I am using .NET 6 RC1 with Blazor Server for my Server and a separate Blazor Webassembly project for my client. Both authenticate with Azure Ad B2C. The authentication aspect is working fine.
The server hosts both a BlazorHub for the server side (admin) pages as well as a separate hub for the client to be able to authenticate and call into.
The client connects to the hub mentioned above, as well as perhaps calls any potential API endpoints.
The authentication setup I have is as follows
var builder = WebApplication.CreateBuilder(args);
var services = builder.Services;
var configuration = builder.Configuration;
services.AddAuthentication(OpenIdConnectDefaults.AuthenticationScheme)
.AddMicrosoftIdentityWebApp(configuration, AzureB2C);
services.AddAuthentication(JwtBearerDefaults.AuthenticationScheme)
.AddMicrosoftIdentityWebApi(configuration, AzureB2C);
The problem here is that if I have both of these defined, the Client (localhost:4201) works and can connect to the protected Hub on the server.

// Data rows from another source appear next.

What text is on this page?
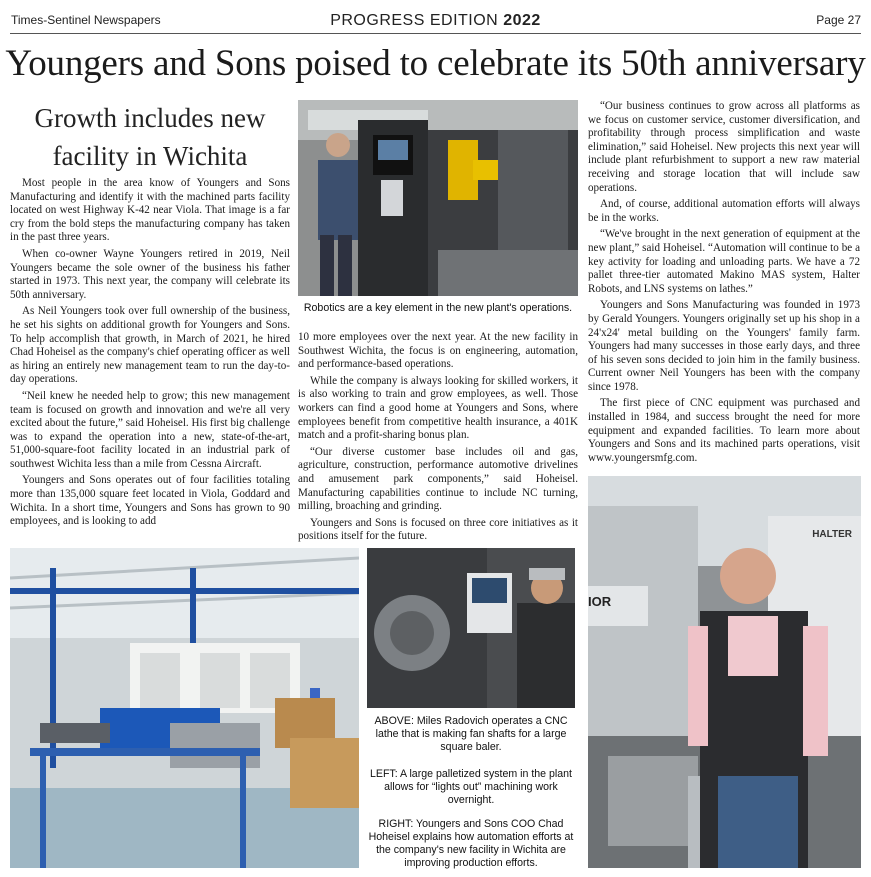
Times-Sentinel Newspapers	PROGRESS EDITION 2022	Page 27
Youngers and Sons poised to celebrate its 50th anniversary
Growth includes new facility in Wichita

Most people in the area know of Youngers and Sons Manufacturing and identify it with the machined parts facility located on west Highway K-42 near Viola. That image is a far cry from the bold steps the manufacturing company has taken in the past three years.

When co-owner Wayne Youngers retired in 2019, Neil Youngers became the sole owner of the business his father started in 1973. This next year, the company will celebrate its 50th anniversary.

As Neil Youngers took over full ownership of the business, he set his sights on additional growth for Youngers and Sons. To help accomplish that growth, in March of 2021, he hired Chad Hoheisel as the company's chief operating officer as well as hiring an entirely new management team to run the day-to-day operations.

“Neil knew he needed help to grow; this new management team is focused on growth and innovation and we're all very excited about the future,” said Hoheisel. His first big challenge was to expand the operation into a new, state-of-the-art, 51,000-square-foot facility located in an industrial park of southwest Wichita less than a mile from Cessna Aircraft.

Youngers and Sons operates out of four facilities totaling more than 135,000 square feet located in Viola, Goddard and Wichita. In a short time, Youngers and Sons has grown to 90 employees, and is looking to add

Robotics are a key element in the new plant's operations.

10 more employees over the next year. At the new facility in Southwest Wichita, the focus is on engineering, automation, and performance-based operations.

While the company is always looking for skilled workers, it is also working to train and grow employees, as well. Those workers can find a good home at Youngers and Sons, where employees benefit from competitive health insurance, a 401K match and a profit-sharing bonus plan.

“Our diverse customer base includes oil and gas, agriculture, construction, performance automotive drivelines and amusement park components,” said Hoheisel. Manufacturing capabilities continue to include NC turning, milling, broaching and grinding.

Youngers and Sons is focused on three core initiatives as it positions itself for the future.

“Our business continues to grow across all platforms as we focus on customer service, customer diversification, and profitability through process simplification and waste elimination,” said Hoheisel. New projects this next year will include plant refurbishment to support a new raw material receiving and storage location that will include saw operations.

And, of course, additional automation efforts will always be in the works.

“We've brought in the next generation of equipment at the new plant,” said Hoheisel. “Automation will continue to be a key activity for loading and unloading parts. We have a 72 pallet three-tier automated Makino MAS system, Halter Robots, and LNS systems on lathes.”

Youngers and Sons Manufacturing was founded in 1973 by Gerald Youngers. Youngers originally set up his shop in a 24'x24' metal building on the Youngers' family farm. Youngers had many successes in those early days, and three of his seven sons decided to join him in the family business. Current owner Neil Youngers has been with the company since 1978.

The first piece of CNC equipment was purchased and installed in 1984, and success brought the need for more equipment and expanded facilities. To learn more about Youngers and Sons and its machined parts operations, visit www.youngersmfg.com.

ABOVE: Miles Radovich operates a CNC lathe that is making fan shafts for a large square baler.
LEFT: A large palletized system in the plant allows for “lights out” machining work overnight.
RIGHT: Youngers and Sons COO Chad Hoheisel explains how automation efforts at the company's new facility in Wichita are improving production efforts.
HALTER
IOR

If I attempt to connect to the server endpoint (localhost:5001) I simply receive a browser 401 page, with nothing in the console and Visual Studio output except for a crbug/1173575, non-JS module files deprecated. warning and additionally in the browser console I receive an Uncaught pause_on_uncaught error.
If I comment out the section for AddMicrosoftIdentityWebApp, the client can still connect fine as before, and the Server fails to authenticate as described above.
If I instead comment out the section for AddMicrosoftIdentityWebApi, the server can authenticate and works as expected, but now the client fails to authenticate with the Hub because the JWT token is not being validated.
How do I mix both of these successfully so I can both authenticate in the Server and the Client?
I have found this on the Microsoft Identity Web github page which basically is what I am trying to accomplish, except the code they provided doesn't work for me the same as I have in my example.